Monaco est l’un des exemples les plus stricts sur la question du respect du réseau de camionnage, certaines rues étant strictement interdites aux camions, d’autres autorisant certains tonnages.

À Bordeaux, la ville a conçu des espaces de rassemblement des véhicules par quartier (Point d’accueil de véhicules).

 

Centre de consolidation urbain

Un lieu physique en ville offre une plateforme logistique qui permet de regrouper les livraisons de différents transporteurs.

On retrouve des centres de consolidation : à Stockholm, Londres, Bruxelles, ou encore à Bristol-Bath (Broadmead).

À Lille où un Centre de Distribution Multimodale Urbaine a été mis en place  et facilite l’accès aux différents types de transports (aérien, ferroviaire, routier, fluvial).

À Monaco avec des dispositions strictes relatives à l’utilisation et à l’occupation du domaine public et donc des centres de consolidation que le privé a développé.

Enfin, à La Rochelle, un centre de distribution urbain dessert le cœur historique de la ville en utilisant des véhicules électriques (la circulation des véhicules supérieurs à 3,5 t est interdite) on retrouve une initiative de ce type à Norwich (à lire: Rochelle and Norwich goods distribution and city logistics).

Des centres de consolidations urbains publics ont été étudiés, notamment théorisés par le chercheur québécois Benoît Montreuil et documenté par le MTQ, sans que le projet ne se concrétise.

 

Espaces logistiques de proximité

Des pôles de transbordement plus locaux se développent aussi et sont tout autant stratégiques. En effet, selon Transportation Research Procedia, la distribution des marchandises sur le dernier kilomètre représente entre 30 et 60 % du coût total de logistique.
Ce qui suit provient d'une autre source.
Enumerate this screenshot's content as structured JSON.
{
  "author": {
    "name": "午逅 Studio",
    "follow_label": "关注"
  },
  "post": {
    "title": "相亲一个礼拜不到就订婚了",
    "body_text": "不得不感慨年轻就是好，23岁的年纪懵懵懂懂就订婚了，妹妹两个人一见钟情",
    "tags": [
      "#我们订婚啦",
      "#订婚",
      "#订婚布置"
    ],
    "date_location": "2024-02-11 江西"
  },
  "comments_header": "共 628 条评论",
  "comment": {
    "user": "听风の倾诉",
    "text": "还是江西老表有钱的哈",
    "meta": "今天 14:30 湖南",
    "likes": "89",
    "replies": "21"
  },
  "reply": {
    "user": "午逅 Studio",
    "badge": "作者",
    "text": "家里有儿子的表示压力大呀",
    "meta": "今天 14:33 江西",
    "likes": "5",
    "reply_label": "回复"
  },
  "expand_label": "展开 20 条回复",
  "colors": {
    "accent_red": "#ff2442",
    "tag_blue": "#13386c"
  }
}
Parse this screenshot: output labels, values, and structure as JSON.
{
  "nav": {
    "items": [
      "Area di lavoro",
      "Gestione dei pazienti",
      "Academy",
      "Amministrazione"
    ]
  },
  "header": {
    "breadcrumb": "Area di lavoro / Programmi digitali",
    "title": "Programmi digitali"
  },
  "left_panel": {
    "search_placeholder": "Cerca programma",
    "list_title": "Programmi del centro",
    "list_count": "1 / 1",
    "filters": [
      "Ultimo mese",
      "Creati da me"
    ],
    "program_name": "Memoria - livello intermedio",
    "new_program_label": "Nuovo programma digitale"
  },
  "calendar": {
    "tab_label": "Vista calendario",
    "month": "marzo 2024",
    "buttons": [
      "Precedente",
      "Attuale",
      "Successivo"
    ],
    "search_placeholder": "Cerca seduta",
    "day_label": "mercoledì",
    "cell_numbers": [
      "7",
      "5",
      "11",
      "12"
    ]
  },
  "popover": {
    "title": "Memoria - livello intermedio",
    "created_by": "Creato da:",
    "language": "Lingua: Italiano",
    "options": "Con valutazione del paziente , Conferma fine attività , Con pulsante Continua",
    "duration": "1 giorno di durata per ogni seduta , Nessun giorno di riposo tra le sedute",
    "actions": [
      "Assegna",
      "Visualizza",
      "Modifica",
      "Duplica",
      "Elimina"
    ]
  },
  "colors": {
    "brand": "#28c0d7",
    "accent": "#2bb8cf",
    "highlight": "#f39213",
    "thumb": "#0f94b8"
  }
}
Donc, on parle de la plus petite distance, mais de contraintes fortes pour la chaîne d’approvisionnement, d’autant plus lorsqu’elle s’insère au cœur de nos villes qui cherchent à diminuer leur pollution.

C’est pourquoi on voit de plus en plus la livraison se faire avec des véhicules moins énergivores. Certaines villes ont ainsi développé des centres de distributions axés sur le tramway (notamment aux Pays-Bas et en Suisse à Zurich), le métro (Bruxelles),d’autres sur les camionnettes électriques (La Rochelle et Norwich) ou encore d’autres sur la livraison à vélo tel qu’à Montréal,  le projet Colibri.

Le projet Colibri offre un site préférentiel  pour la livraison à vélo, il a facilité le développement de la livraison écologique pour des joueurs qui cherchent à se positionner dans un créneau d’avenir (compagnies partenaires du projet (notamment Courant+, La roue libre et Purolator). Le projet n’a cependant pas encore conduit à tester la mutualisation, ce qui permettrait d’encourager encore la collaboration et l’amélioration des taux de remplissage.

La création de points de livraison de colis s’est aussi faite à Berlin avec Packstation et à Paris avec Colissimo pour que les particuliers puissent les récupérer en évitant les déplacements supplémentaires liés au dernier kilomètre.

Le transport de marchandises plus écologique est largement encouragé à Londres, où des mesures d’écofiscalité et des zones à faible émissions incitent à l’utilisation de flottes de livraisons moins polluantes. Cela a notamment conduit Londres Office dépôt à implanter un centre de micro-consolidation combiné avec des vélos-cargos.

C’est aussi le cas à plus large échelle à Monaco, où la diminution de la taille des camions est obligatoire via le règlement d’occupation du domaine public.

 

Limiter l’entrée en ville des camions polluants

N’oublions pas les mesures de gestion de la demande les plus répandues, qui invitent à rationaliser l’accès des camions en ville : livraison hors heure de pointe, péage ou tarification kilométrique et enfin zone de faible émission.

La Livraison hors heures de pointe est rependue dans de très nombreuses villes, notamment à New York, Barcelone ou encore, seulement sur certaines rues de Montréal (exemple : rue Sainte-Catherine dans le Village).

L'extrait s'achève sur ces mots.